Submitted May 31, 2006
Accepted September 1, 2006
Phenotypic heterogeneity is an evolutionarily conserved feature of the endothelium
Kiichiro Yano, Daniel Gale, Steffen Massberg, Pavan K Cheruvu, Rita Monahan-Earley, Ellen S Morgan, David Haig, Ulrich H von Andrian, Ann M Dvorak, and William C Aird*
Beth Israel Deaconess Medical Center, Boston, MA
CBR Institute for Biomedical Research, Boston, MA
Department of Organismic and Evolutionary Biology, Harvard University, Cambridge, MA
* Corresponding author; email: waird{at}bidmc.harvard.edu.

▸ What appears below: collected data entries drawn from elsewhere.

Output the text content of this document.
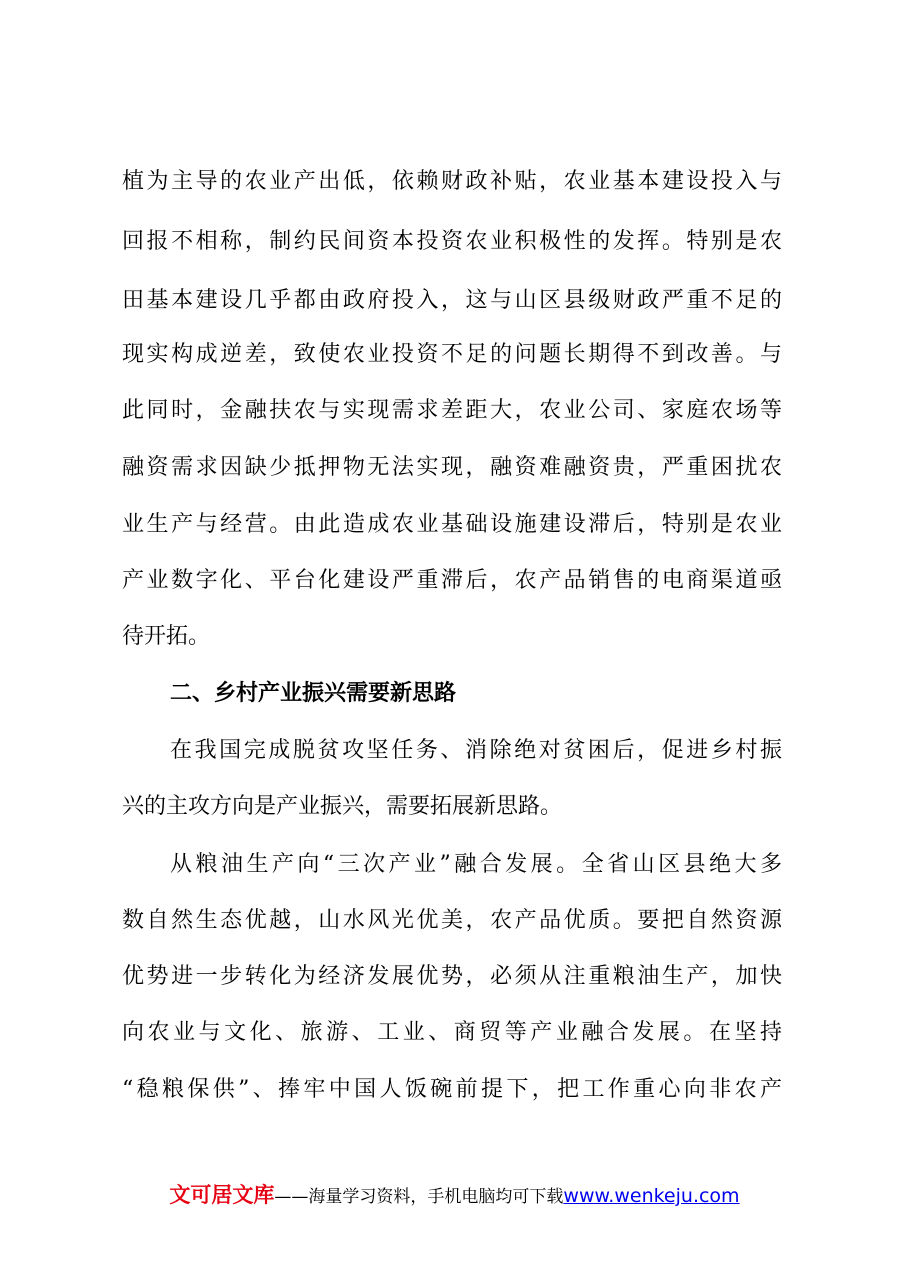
植为主导的农业产出低，依赖财政补贴，农业基本建设投入与
回报不相称，制约民间资本投资农业积极性的发挥。特别是农
田基本建设几乎都由政府投入，这与山区县级财政严重不足的
现实构成逆差，致使农业投资不足的问题长期得不到改善。与
此同时，金融扶农与实现需求差距大，农业公司、家庭农场等
融资需求因缺少抵押物无法实现，融资难融资贵，严重困扰农
业生产与经营。由此造成农业基础设施建设滞后，特别是农业
产业数字化、平台化建设严重滞后，农产品销售的电商渠道亟
待开拓。
二、乡村产业振兴需要新思路
在我国完成脱贫攻坚任务、消除绝对贫困后，促进乡村振
兴的主攻方向是产业振兴，需要拓展新思路。
从粮油生产向“三次产业”融合发展。全省山区县绝大多
数自然生态优越，山水风光优美，农产品优质。要把自然资源
优势进一步转化为经济发展优势，必须从注重粮油生产，加快
向农业与文化、旅游、工业、商贸等产业融合发展。在坚持
“稳粮保供”、捧牢中国人饭碗前提下，把工作重心向非农产
文可居文库——海量学习资料，手机电脑均可下载www.wenkeju.com
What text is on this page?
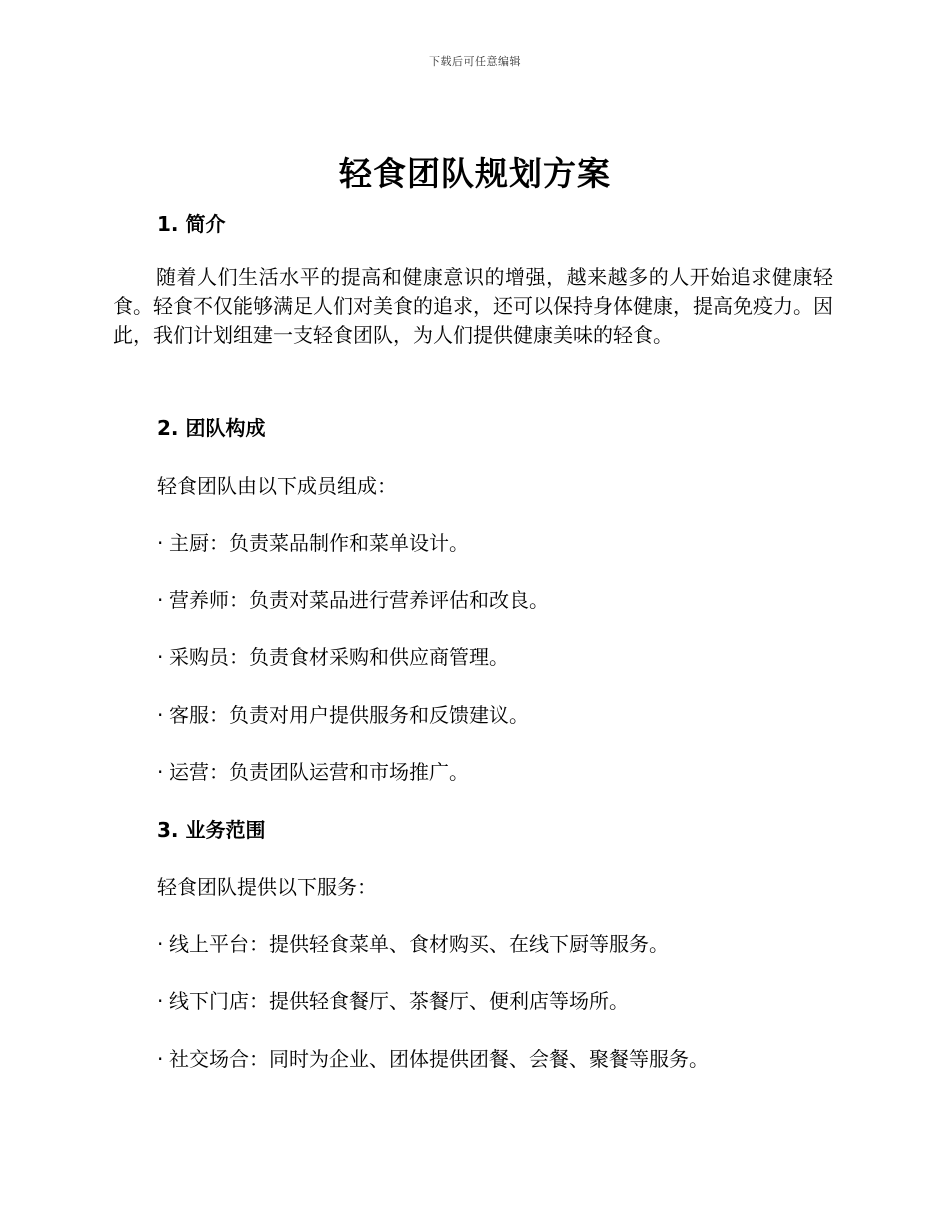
下载后可任意编辑
轻食团队规划方案
1. 简介

随着人们生活水平的提高和健康意识的增强，越来越多的人开始追求健康轻食。轻食不仅能够满足人们对美食的追求，还可以保持身体健康，提高免疫力。因此，我们计划组建一支轻食团队，为人们提供健康美味的轻食。

2. 团队构成

轻食团队由以下成员组成：

· 主厨：负责菜品制作和菜单设计。

· 营养师：负责对菜品进行营养评估和改良。

· 采购员：负责食材采购和供应商管理。

· 客服：负责对用户提供服务和反馈建议。

· 运营：负责团队运营和市场推广。

3. 业务范围

轻食团队提供以下服务：

· 线上平台：提供轻食菜单、食材购买、在线下厨等服务。

· 线下门店：提供轻食餐厅、茶餐厅、便利店等场所。

· 社交场合：同时为企业、团体提供团餐、会餐、聚餐等服务。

Mammalian endothelial cells (ECs) display marked phenotypic heterogeneity. Little is known about the evolutionary mechanisms underlying EC heterogeneity. The last common ancestor of hagfish and gnathostomes was also the last common ancestor of all extant vertebrates, which lived some time more than 500 million years ago. Features of ECs that are shared between hagfish and gnathostomes can be inferred to have already been present in this ancestral vertebrate. The goal of this study was to determine whether hagfish endothelium displays phenotypic heterogeneity. Electron microscopy of the aorta, dermis, heart, and liver revealed ultrastructural heterogeneity of the endothelium. Immunofluorescent studies demonstrated marked differences in lectin binding between vascular beds. Intravital microscopy of the dermis revealed histamine-induced adhesion of leukocytes in capillaries and post-capillary venules, but not arterioles. Together, these data suggest that structural, molecular and functional heterogeneity of the endothelium evolved as an early feature of this cell lineage.